One other possible method of analysis would involve taking a weighted correlation, where we look at the entire dataset but weight each observation by the inverse of the sum of the variances on the two relevant coefficients.
```{r}
int_model_df <- int_model_df %>%
dplyr::mutate(weight = 1 / (se_time_TN ^ 2 + se_time_TN_int_HS ^ 2))
```
```{r}
weights::wtd.cors(
x = int_model_df$coef_time_TN_int_HS,
y = int_model_df$coef_time_TN,
weight = int_model_df$weight
)
```
The correlation seems about the same here as in the overall dataset.
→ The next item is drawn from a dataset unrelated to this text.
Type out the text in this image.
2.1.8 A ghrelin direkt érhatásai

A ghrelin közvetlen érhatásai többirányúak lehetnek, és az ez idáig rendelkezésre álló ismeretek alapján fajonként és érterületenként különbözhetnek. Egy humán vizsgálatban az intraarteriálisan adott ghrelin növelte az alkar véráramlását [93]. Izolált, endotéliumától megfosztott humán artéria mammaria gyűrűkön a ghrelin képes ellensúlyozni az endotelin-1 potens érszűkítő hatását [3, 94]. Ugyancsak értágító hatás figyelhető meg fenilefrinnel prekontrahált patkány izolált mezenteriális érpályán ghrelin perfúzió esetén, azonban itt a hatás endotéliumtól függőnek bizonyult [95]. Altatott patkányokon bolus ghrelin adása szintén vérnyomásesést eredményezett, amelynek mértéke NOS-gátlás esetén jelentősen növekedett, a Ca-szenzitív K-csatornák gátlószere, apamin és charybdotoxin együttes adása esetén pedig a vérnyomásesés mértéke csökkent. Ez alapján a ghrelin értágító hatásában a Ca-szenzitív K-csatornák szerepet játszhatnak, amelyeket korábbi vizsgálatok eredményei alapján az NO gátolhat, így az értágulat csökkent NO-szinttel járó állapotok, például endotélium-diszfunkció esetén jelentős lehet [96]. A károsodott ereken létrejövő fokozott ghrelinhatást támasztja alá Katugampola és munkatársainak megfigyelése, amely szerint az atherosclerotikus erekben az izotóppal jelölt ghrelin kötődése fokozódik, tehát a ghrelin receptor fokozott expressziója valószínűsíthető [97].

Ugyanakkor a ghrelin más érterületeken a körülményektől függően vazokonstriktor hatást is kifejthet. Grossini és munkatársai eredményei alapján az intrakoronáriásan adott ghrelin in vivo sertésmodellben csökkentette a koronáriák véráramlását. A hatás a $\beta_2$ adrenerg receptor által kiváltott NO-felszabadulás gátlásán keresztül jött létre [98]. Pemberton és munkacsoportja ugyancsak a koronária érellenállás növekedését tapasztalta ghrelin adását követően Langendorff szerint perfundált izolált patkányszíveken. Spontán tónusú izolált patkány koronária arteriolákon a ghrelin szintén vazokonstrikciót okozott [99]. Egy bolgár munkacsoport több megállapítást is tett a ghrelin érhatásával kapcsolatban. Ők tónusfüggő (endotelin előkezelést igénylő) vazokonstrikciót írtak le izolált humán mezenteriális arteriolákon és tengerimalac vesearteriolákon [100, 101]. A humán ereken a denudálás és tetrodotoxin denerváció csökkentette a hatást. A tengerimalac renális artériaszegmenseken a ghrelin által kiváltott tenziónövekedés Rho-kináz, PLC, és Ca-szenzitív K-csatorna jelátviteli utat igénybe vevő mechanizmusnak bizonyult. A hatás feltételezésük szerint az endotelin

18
So, overall it seems that the interaction model does lend some amount of credence to the amplification hypothesis. However, I'm not really sure the best way to subset the data to test this hypothesis. Once we determine this precisely, I think that it would also be good to construct a permutation test where we shuffle the interaction term to get a null distribution for the correlation coefficient. This would allow us to more precisely assess the magnitude of the correlation between the coefficients.